For organisations of all shapes and sizes, AI bias is proving a mine field.

And while organisations might embrace fairness in AI in principle, putting the processes in place to practice it consistently is challenging, and determining the right approach depends on use case and societal context, Purcell says.

The number one challenge to eliminate bias? Understanding the reasons for a specific AI decision. 

Forrester has forecast that the market for ‘responsible’ AI solutions will double in 2022. 

Srividya Sridharan, Forrester VP and senior research director, says some regulated industries have already started adopting responsible AI solutions that help companies turn AI principles such as fairness and transparency into consistent practices. 

“In 2022, we expect the demand for these solutions to extend past these industries to other verticals using AI for critical business operations,” Sridharan says. 
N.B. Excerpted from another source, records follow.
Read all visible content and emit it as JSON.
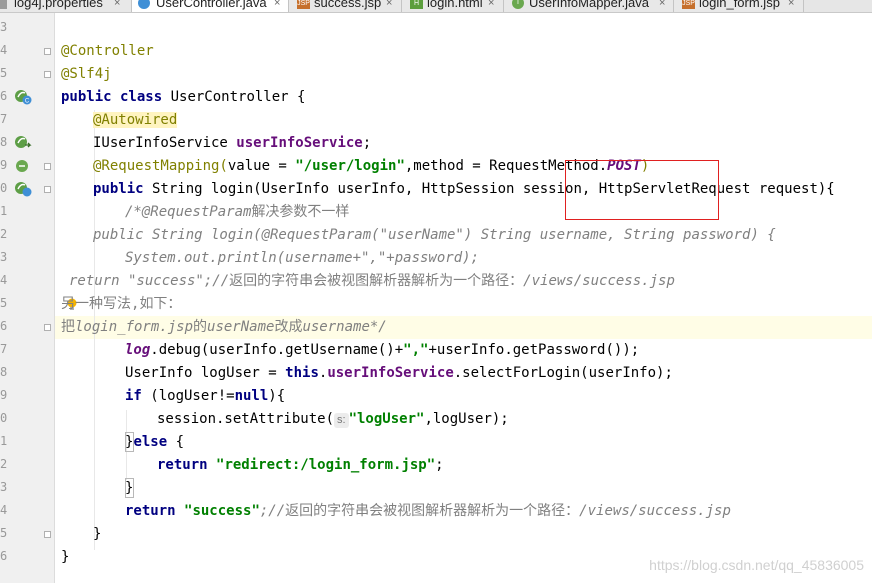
{
  "tabs": [
    {
      "label": "log4j.properties",
      "icon": "properties-file-icon",
      "active": false
    },
    {
      "label": "UserController.java",
      "icon": "java-class-icon",
      "active": true
    },
    {
      "label": "success.jsp",
      "icon": "jsp-file-icon",
      "active": false
    },
    {
      "label": "login.html",
      "icon": "html-file-icon",
      "active": false
    },
    {
      "label": "UserInfoMapper.java",
      "icon": "java-interface-icon",
      "active": false
    },
    {
      "label": "login_form.jsp",
      "icon": "jsp-file-icon",
      "active": false
    }
  ],
  "tab_close_glyph": "×",
  "line_numbers": [
    "3",
    "4",
    "5",
    "6",
    "7",
    "8",
    "9",
    "0",
    "1",
    "2",
    "3",
    "4",
    "5",
    "6",
    "7",
    "8",
    "9",
    "0",
    "1",
    "2",
    "3",
    "4",
    "5",
    "6"
  ],
  "code": {
    "l04": "@Controller",
    "l05": "@Slf4j",
    "l06_kw": "public class",
    "l06_rest": " UserController {",
    "l07": "@Autowired",
    "l08_type": "IUserInfoService ",
    "l08_field": "userInfoService",
    "l08_semi": ";",
    "l09_ann": "@RequestMapping(",
    "l09_a": "value = ",
    "l09_str": "\"/user/login\"",
    "l09_b": ",method = RequestMethod.",
    "l09_const": "POST",
    "l09_c": ")",
    "l10_kw": "public",
    "l10_rest": " String login(UserInfo userInfo, HttpSession session, HttpServletRequest request){",
    "l11_a": "/*@RequestParam",
    "l11_b": "解决参数不一样",
    "l12": "public String login(@RequestParam(\"userName\") String username, String password) {",
    "l13": "System.out.println(username+\",\"+password);",
    "l14_a": "return \"success\";//",
    "l14_b": "返回的字符串会被视图解析器解析为一个路径：",
    "l14_c": "/views/success.jsp",
    "l15_a": "另一种写法",
    "l15_b": ",",
    "l15_c": "如下：",
    "l16_a": "把",
    "l16_b": "login_form.jsp",
    "l16_c": "的",
    "l16_d": "userName",
    "l16_e": "改成",
    "l16_f": "username*/",
    "l17_log": "log",
    "l17_a": ".debug(userInfo.getUsername()+",
    "l17_str": "\",\"",
    "l17_b": "+userInfo.getPassword());",
    "l18_a": "UserInfo logUser = ",
    "l18_this": "this",
    "l18_dot": ".",
    "l18_field": "userInfoService",
    "l18_b": ".selectForLogin(userInfo);",
    "l19_kw": "if",
    "l19_a": " (logUser!=",
    "l19_null": "null",
    "l19_b": "){",
    "l20_a": "session.setAttribute(",
    "l20_hint": "s:",
    "l20_str": "\"logUser\"",
    "l20_b": ",logUser);",
    "l21_a": "}",
    "l21_kw": "else",
    "l21_b": " {",
    "l22_kw": "return ",
    "l22_str": "\"redirect:/login_form.jsp\"",
    "l22_semi": ";",
    "l23": "}",
    "l24_kw": "return ",
    "l24_str": "\"success\"",
    "l24_a": ";//",
    "l24_b": "返回的字符串会被视图解析器解析为一个路径：",
    "l24_c": "/views/success.jsp",
    "l25": "}",
    "l26": "}"
  },
  "watermark": "https://blog.csdn.net/qq_45836005",
  "colors": {
    "keyword": "#000080",
    "annotation": "#808000",
    "string": "#008000",
    "field": "#660e7a",
    "comment": "#808080",
    "highlight_box": "#e02020"
  }
}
She says with this uptick in adoption, existing machine-learning vendors will acquire specialised responsible AI vendors for bias detection, interpretability and model lineage capabilities.

Certainly, those surveyed in the DataRobot report are keen to see technology doing the heavy lifting, with two-thirds saying AI bars guardrails that automatically detect bias in datasets are an important feature in AI platforms.

Companies also reported taking action to avoid AI bars through checking data quality (69 percent), training employees on AI bias and hiring an AI bias or ethics expert (51 percent each), measuring AI decision making factors (50 percent), monitoring when the data changes over time (47 percent), deploying algorithms that detect and mitigate hidden bias (45 percent) and introducing explainable AI tools (35 percent). 

DataRobot’s report also looked at attitudes to regulation, finding, perhaps surprisingly, that 81 percent want government regulation in AI.

Deloitte’s State of AI in the Enterprise report late last year noted the importance of creating new processes for AI and ML development. Organisations that strongly agreed that MLOps processes were followed were three times more likely to achieve their goals and four times more likely to report feeling ‘extremely prepared’ for risks associated with AI. They were also three times more confident that they could deploy AI initiative in an ‘ethical, trustworthy way’.

“The complexity (and controversy) around AI bias has made one thing clear: Humans and AI are deeply intertwined,” DataRobot says. “Human involvement in AI system remains – and will continue to remain – essential. 

“By leveraging AI experts who know how to optimise both sides of the human-AI coin, organisations can ensure that AI is free from human flaws and humans are free from AI biases.”